Gene expression trends of GLO1 [135], S100A10 [136], TRPM8 [137], and PI3KCD [138] suggest cell survival pathways are active following androgen-deprivation and/or in CRPC, while gene expression trends of CAMK2N1 [139], CCT2 [140], MDK [141, 142], TMEM66 [143], and YWHAQ [136] may oppose such suggestion. Taken together, these data neither agree nor disagree with the activation of survival pathways in CRPC. In contrast to earlier reports in which MDK gene and protein expression was determined to be higher in late stage cancer [63, 142], we observed a drop in the levels of MDK mRNA in CRPC versus RAD. MDK expression is negatively regulated by androgen [65]. Therefore, the decreased levels of MDK mRNA in CRPC may suggest that the AR is reactivated in CRPC.

Other

The significance of the gene expression trends of AMD1, BNIP3, GRB10, MARCKSL1, NGRAP1, ODC1, PPP2CB, PPP2R1A, SLC25A4, SLC25A6, and WDR45L that function in cell growth or cell death/survival were not straightforward. For example, BNIP3 and WDR45L, both relatively highly expressed in CRPC versus RAD, may be associated with autophagy. BNIP3 promotes autophagy in response to hypoxia [144], and the WDR45L-related protein, WIPI-49, co-localizes with the autophagic marker LC3 following amino acid depletion in autophagosomes [145]. It is not known if BNIP3 or putative WDR45L-associated autophagy results in cell survival or death. Levels of expression of NGFRAP1 were increased in CRPC versus RAD. The protein product of NGFRAP1 interacts with p75 (NTR). Together they process caspase 2 and caspase 3 to active forms, and promote apoptosis in 293T cells [146]. NGFRAP1 requires p75 (NTR) to induce apoptosis. However, LNCaP cells do not express p75 (NTR), and so it is not clear if apoptosis would occur in this cell line [147].
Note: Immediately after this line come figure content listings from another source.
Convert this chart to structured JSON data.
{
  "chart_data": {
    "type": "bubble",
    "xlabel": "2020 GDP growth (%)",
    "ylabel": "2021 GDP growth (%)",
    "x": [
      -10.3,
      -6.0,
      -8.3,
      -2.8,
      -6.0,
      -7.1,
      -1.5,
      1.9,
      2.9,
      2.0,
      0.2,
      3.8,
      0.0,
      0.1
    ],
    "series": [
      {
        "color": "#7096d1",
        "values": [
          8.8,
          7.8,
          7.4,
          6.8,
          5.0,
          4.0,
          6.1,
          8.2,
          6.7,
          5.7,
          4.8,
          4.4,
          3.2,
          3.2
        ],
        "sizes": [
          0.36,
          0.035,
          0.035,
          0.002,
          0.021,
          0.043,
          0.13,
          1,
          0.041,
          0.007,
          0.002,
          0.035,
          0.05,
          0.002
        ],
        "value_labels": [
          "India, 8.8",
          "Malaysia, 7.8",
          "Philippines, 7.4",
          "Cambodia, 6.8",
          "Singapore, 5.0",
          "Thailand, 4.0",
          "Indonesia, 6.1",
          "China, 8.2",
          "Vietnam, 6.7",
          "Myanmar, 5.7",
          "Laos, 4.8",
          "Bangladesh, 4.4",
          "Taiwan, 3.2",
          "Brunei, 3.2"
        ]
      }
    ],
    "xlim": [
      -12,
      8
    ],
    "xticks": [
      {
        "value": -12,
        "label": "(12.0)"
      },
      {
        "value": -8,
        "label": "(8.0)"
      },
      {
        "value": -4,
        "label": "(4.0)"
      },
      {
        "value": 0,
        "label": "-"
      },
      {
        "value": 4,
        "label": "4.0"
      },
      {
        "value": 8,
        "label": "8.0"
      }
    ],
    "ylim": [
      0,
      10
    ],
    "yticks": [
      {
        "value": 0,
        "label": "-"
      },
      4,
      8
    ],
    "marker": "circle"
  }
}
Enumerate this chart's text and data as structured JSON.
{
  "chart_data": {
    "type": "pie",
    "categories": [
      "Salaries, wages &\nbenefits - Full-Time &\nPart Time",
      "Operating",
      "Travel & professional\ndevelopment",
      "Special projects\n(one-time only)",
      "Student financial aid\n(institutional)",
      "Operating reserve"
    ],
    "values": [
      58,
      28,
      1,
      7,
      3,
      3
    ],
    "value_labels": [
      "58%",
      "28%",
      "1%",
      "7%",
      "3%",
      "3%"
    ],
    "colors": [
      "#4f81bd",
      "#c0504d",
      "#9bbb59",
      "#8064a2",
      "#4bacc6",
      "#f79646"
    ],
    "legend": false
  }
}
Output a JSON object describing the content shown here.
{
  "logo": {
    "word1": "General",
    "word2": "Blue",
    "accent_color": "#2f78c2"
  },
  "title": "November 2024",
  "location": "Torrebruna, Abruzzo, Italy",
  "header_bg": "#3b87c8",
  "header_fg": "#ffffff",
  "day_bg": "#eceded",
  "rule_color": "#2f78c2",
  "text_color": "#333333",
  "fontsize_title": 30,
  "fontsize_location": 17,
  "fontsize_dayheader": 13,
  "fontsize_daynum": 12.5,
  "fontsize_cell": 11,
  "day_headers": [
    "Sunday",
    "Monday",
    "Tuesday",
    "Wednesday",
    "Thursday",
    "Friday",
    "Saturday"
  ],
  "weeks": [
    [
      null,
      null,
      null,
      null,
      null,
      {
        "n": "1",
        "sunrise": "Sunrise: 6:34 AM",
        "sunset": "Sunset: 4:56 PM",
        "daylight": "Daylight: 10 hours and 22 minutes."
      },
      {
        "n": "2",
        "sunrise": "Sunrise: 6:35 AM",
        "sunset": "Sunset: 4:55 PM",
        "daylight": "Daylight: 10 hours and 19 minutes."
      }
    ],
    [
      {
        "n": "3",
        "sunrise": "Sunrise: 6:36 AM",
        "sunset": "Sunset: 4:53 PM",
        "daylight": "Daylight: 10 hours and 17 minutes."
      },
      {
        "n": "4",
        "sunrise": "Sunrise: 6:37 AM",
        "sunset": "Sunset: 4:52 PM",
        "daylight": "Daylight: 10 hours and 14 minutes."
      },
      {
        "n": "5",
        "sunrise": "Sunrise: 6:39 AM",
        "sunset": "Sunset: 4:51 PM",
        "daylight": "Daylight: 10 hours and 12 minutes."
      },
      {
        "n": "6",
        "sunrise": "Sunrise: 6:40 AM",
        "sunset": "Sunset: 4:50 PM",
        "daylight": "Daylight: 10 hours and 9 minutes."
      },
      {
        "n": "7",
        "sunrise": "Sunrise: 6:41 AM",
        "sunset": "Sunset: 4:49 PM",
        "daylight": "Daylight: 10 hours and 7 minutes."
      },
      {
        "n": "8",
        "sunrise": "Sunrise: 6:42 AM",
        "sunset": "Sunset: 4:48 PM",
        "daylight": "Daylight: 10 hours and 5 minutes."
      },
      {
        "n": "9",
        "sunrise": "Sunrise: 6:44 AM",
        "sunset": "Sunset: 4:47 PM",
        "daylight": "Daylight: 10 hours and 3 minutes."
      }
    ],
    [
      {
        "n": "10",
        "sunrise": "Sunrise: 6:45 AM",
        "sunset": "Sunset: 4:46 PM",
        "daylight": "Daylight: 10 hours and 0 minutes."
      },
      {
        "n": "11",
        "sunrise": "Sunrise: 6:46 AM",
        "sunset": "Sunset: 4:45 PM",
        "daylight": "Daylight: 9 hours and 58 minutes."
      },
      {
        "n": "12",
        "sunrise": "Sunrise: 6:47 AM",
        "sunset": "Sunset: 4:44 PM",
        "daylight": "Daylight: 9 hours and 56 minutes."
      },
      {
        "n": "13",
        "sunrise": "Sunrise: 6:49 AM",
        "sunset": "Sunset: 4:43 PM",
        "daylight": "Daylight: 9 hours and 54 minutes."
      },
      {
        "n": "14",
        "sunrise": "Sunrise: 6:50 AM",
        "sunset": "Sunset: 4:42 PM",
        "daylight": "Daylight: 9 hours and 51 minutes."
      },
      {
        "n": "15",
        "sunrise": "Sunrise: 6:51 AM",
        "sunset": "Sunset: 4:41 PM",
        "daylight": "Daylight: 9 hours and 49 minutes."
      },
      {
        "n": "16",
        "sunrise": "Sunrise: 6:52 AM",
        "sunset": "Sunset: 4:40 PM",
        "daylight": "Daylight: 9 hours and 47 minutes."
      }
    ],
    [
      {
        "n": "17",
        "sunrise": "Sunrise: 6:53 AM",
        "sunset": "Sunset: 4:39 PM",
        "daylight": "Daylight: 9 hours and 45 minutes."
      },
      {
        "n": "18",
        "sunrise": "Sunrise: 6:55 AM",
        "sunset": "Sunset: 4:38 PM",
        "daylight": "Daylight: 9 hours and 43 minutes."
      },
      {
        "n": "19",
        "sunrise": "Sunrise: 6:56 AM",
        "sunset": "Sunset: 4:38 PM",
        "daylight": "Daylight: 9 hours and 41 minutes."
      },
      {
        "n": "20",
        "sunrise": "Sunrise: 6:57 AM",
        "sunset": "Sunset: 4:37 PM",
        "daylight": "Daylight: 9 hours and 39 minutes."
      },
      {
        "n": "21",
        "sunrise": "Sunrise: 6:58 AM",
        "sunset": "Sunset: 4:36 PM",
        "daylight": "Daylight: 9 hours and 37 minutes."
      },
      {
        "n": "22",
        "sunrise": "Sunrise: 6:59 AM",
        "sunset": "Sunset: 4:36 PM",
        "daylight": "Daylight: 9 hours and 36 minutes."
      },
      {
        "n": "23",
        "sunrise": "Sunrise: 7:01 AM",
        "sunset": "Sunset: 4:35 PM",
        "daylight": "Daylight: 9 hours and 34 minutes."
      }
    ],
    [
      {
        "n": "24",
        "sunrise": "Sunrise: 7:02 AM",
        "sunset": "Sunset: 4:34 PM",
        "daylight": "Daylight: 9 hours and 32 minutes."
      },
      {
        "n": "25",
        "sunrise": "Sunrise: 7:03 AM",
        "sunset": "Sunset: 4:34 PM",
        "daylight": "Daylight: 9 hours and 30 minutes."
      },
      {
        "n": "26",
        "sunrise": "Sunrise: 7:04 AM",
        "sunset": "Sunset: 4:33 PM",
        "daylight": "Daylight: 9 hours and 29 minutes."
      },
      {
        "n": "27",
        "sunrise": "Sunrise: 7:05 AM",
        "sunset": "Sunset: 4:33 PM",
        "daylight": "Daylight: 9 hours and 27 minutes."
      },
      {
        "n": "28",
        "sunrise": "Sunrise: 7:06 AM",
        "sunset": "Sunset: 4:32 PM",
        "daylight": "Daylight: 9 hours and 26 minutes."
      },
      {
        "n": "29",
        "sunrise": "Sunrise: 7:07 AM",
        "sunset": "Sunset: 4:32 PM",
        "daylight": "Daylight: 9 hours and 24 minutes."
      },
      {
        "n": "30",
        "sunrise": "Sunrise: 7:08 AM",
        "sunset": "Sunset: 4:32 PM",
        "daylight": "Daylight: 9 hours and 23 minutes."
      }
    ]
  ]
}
Overall, genes involved in cell growth and cell death pathways were altered in CRPC. Increased tumor burden may develop from a small tip in the balance when cell growth outweighs cell death. Unfortunately, the contributing weight of each gene is not known, making predictions difficult based on gene expression alone of whether proliferation and survival were represented more than cell death in this model of CRPC. It should be noted that LNCaP cells are androgen-sensitive and do not undergo apoptosis in the absence of androgens. The proliferation of these cells tends to decrease in androgen-deprived conditions, but eventually with progression begins to grow again mimicking clinical CRPC.

Conclusion

Here, we describe the LNCaP atlas, a compilation of LongSAGE libraries that catalogue the transcriptome of human prostate cancer cells as they progress to CRPC in vivo. Using the LNCaP atlas, we identified differential expression of 96 genes that were associated with castration-recurrence in vivo. These changes in gene expression were consistent with the suggested model for a role of the AR, steroid synthesis and metabolism, neuroendocrine cells, and increased proliferation in CRPC.

Author's information

M.D.S. and M.A.M. are Terry Fox Young Investigators. M.A.M. is a Senior Scholar of the Michael Smith Foundation for Health Research.